I spent a lot of the day thinking about Kaleidotrope, about maybe doing another three issues (instead of two) again next year, about maybe changing up how I split those issues across the twelve months to more evenly distribute them (something like January, May, and September), and about how doing four issues a year would probably kill (or at least bankrupt) me, even if right now it seems like maybe I have enough accepted material to fill all four. The sensible thing might just be to re-institute a reading period, a set time for when I’m open and closed to new submissions. The slush pile, while constant, is manageable, but I’m hesitant to accept new stories that I won’t be able to print for a year and a half or longer. (The next two issues, regardless of when they appear, are definitely full, with a third near-approaching.) Cutting off submissions for a little while — I’m thinking maybe July to October — could give me the breathing room I need.

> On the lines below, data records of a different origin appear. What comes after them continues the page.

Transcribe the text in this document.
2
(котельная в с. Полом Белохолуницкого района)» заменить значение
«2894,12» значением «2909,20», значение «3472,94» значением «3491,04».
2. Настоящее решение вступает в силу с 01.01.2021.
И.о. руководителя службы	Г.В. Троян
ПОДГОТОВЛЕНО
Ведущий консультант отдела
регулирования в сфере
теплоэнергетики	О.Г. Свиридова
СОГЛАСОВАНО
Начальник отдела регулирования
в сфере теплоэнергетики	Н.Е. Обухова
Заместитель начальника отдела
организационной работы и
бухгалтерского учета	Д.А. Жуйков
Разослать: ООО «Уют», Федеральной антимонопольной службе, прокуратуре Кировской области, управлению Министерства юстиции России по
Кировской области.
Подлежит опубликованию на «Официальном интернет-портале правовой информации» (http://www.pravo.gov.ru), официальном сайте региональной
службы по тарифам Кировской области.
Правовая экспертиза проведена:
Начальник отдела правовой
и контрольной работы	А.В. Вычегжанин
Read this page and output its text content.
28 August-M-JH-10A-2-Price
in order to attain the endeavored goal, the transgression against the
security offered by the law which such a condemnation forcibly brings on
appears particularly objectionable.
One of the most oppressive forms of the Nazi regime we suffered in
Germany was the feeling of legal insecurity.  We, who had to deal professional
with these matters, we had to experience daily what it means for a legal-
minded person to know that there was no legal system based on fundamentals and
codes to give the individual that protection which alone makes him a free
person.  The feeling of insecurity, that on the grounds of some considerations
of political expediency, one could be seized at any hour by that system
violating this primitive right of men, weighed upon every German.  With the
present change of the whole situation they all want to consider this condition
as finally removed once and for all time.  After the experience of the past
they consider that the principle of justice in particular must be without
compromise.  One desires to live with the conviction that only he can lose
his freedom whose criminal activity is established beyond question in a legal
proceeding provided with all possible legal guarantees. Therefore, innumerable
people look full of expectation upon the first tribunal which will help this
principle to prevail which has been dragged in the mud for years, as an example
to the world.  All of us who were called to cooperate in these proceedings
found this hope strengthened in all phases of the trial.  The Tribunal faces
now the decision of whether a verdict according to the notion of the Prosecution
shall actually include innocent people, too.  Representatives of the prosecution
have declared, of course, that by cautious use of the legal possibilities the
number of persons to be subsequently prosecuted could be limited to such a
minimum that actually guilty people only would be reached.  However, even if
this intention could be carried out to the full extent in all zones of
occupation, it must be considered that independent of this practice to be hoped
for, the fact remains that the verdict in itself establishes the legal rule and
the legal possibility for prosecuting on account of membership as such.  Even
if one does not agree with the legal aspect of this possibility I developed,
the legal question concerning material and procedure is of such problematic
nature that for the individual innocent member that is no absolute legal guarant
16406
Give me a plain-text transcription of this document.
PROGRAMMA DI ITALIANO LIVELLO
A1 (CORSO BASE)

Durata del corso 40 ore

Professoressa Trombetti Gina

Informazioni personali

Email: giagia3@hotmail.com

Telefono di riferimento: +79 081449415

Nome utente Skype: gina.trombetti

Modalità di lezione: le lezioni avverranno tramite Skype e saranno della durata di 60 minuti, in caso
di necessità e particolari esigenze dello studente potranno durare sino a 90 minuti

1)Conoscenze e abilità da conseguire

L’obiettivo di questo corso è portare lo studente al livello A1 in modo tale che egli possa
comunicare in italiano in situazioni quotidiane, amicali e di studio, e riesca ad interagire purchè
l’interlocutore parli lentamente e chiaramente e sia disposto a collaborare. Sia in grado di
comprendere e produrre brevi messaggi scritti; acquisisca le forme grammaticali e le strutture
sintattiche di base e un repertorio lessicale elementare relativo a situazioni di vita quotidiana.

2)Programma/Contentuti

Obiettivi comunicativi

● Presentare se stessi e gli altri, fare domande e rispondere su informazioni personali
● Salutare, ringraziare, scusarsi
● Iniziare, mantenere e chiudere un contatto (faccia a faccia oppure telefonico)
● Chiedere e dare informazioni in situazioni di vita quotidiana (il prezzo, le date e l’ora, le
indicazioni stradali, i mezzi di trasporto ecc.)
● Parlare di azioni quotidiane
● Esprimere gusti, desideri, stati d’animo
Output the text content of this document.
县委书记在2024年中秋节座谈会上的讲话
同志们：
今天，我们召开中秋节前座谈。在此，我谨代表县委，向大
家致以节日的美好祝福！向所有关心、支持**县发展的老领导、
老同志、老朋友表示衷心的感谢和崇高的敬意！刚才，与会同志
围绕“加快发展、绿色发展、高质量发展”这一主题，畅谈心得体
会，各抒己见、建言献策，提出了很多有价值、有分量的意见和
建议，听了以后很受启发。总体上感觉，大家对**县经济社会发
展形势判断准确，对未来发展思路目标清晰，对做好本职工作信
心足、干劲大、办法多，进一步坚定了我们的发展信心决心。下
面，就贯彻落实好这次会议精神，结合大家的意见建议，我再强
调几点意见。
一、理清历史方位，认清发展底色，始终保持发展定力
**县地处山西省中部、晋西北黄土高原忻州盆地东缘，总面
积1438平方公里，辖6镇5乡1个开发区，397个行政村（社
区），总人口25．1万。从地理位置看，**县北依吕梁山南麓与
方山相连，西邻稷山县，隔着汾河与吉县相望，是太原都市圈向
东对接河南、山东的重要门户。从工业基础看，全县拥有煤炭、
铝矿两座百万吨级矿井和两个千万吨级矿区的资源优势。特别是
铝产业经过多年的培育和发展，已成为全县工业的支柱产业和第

Anyway, that’s what constitutes excitement this Thursday — unless you count the couple of taxis that came marginally close to hitting me this afternoon, and the drivers who gave me dirty looks for getting in the way of their illegal turns or running red lights. Heck, yesterday, a van rode up on the sidewalk just a few feet from me, when the driver got tired of waiting for the cars in front of him to make a left turn. Of course, things could be worse. According to my Forgotten English desk calendar, in the 1800s, New York City was rife with “herds of free-roaming local swine.” To wit:

“I had hoped to find on my return from Canada that this public nuisance, by means of papers and strictures of different authors, had been abated, but was disappointed on finding that it was as great as ever. The lawyers and judges dare not prosecute negligent herdsmen with existing laws and many people have conspired to transgress them. They, like gentlemen of other professions, are the creatures of the mob and have not the hardihood to offend it by rigorous adherence to their duty.”

So, no cholera-spreading pigs, which is always good. But also not much else. I’m glad, at least, that tomorrow’s Friday.

Thursday various

  • Looks like I fall on the “trustworthy” end of this Trustworthiness of Beards scale. How to use that to my advantage? Muhahahaha! [via]
  • When I first read this story, about another Ring movie in the works — this time in 3-D and reinvented for a teen audience, whatever that means — I thought it was about another Lord of the Rings movie. As ridiculous as that remake sounds, I wouldn’t put it past Hollywood. Give in another couple of years.
  • Some stories just to great not to be true: surfer rides shark after it bites his surfboard. [via]
  • You can take Freudian concepts too far.